Well, the transition among antichoicers from drawing attention to the illegal horrors of Dr. Gosnell’s clinic in Philadelphia to a challenge to legal abortions generally is moving along at a pretty good pace, viz. this New York Post column by Kyle Smith:
Gosnell “is not an aberration. He is not alone. There are abortionists all across the country who are performing [illegal] late-term abortions and killing babies,” Rose [an antichoice activist] says. “The inhumanity is business as usual.”
But a primary reason the Gosnell case has received amazingly scant and grudging attention from most of the major media outlets is that it’s impossible to discuss illegal abortions without thinking more about legal ones.
It’s necessary (unless you think abortion should generally be illegal) to declare an arbitrary cutoff point. But is 24 weeks the right one? Fetuses that old have an excellent chance of surviving once born. By contrast, at 21 weeks or less, viability outside the womb is virtually nil.
You can bet that Planned Parenthood and other pro-choice groups that enjoy strong support from the media would raise an unholy ruckus at any suggestion that the 24-week limit is not strict enough.
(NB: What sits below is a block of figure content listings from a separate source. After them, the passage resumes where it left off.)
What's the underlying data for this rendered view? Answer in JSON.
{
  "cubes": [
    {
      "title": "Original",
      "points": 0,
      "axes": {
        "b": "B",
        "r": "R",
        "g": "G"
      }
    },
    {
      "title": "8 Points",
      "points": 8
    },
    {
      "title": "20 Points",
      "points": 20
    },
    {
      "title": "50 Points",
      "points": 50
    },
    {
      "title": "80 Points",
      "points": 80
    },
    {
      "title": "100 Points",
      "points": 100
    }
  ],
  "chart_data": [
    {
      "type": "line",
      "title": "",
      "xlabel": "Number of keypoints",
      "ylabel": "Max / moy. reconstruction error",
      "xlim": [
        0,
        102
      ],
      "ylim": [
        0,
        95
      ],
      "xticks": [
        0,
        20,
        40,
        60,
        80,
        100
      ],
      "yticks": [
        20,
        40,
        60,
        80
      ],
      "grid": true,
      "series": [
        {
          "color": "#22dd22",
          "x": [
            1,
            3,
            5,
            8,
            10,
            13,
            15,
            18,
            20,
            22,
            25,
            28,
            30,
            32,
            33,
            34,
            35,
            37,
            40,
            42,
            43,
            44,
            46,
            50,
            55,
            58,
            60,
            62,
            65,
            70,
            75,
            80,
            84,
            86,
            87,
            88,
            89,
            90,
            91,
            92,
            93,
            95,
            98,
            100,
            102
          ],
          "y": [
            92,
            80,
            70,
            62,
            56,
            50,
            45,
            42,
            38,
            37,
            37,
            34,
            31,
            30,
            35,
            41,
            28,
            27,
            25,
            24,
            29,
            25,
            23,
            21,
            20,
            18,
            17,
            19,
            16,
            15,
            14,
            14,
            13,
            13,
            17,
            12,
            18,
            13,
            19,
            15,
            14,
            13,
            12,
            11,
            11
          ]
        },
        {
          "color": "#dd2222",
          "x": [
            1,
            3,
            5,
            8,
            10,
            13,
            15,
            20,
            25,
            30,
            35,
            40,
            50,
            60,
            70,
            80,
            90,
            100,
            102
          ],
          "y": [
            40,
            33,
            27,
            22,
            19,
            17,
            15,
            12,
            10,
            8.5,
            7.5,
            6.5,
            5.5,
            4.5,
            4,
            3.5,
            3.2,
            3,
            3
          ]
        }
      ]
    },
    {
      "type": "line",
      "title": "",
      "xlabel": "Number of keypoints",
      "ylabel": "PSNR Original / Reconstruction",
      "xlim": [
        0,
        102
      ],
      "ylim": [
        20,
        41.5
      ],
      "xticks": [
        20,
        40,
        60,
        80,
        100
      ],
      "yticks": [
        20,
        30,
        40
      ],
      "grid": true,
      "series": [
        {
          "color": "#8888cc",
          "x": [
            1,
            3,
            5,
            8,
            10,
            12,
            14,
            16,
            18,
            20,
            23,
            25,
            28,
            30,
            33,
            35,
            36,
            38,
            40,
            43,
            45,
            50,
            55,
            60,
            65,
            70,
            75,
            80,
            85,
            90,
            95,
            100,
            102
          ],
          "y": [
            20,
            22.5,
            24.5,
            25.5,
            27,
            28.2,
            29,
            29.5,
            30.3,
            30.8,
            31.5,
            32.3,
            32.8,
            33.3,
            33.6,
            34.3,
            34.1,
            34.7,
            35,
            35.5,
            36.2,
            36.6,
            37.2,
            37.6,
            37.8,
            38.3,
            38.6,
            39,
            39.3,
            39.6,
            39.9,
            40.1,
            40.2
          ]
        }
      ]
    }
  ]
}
Well, I don’t know. Suppose it were possible to engineer a permanent national deal (it’s not, but just consider it as a thought experiment) wherein in exchange for a strictly enforced ban on post-viability abortions that didn’t involve direct threats to the life of the mother, we’d also start treating all forms of contraception and pre-viability abortions not only as legal, but as medical procedures that would be publicly funded just like other medical procedures, under normal (not prohibitive) inspection and regulatory regimes? I suspect a large number of pro-choice folk would go for that kind of deal, which isn’t that different from the situation in much of Europe. It would reflect the fact that most late-term abortions happen not because some bad girl has had sex and now finds motherhood inconvenient, but because she hasn’t had meaningful access to contraception, Plan B, or early-term abortions.
But would any antichoice activists go along with it? No. Because they don’t really care about late-term abortions other than as a lever to move public opinion away from legalized abortion generally. I mean, if late-term abortions were really what upset you, wouldn’t you perhaps be even more adamant than the Planned Parenthood folk in trying to make sure steps short of late-term abortion were not only tolerated but encouraged?
The fundamental dishonesty about the antichoice movement’s exploitation of the Gosnell case is why I just don’t buy the latest bout of false equivalency talk about the case showing that pro-choice “extremists” are just as big a part of the problem on abortion policy as anti-choice “extremists” (defined, in a WaPo op-ed today by Melinda Hennenberger, as the “personhood” fanatics, as though they are decisively different in anything other than strategy and tactics from the antichoice movement generally).
It’s not “extremist” to suggest that a constitutional right established for women 40 years ago ought to be maintained against constant efforts to negate it or chip away at it, waged by people who think of the women involved as baby-killers, irresponsible sluts, helpless victims of God-hating elites, or some combination of those features. It would indeed be nice to forge a genuine and durable “compromise” on abortion policy that protected constitutional rights and treated women as autonomous citizens, while reducing to negligibility the already rare incidence of late-term abortions. But I’m not holding my breath.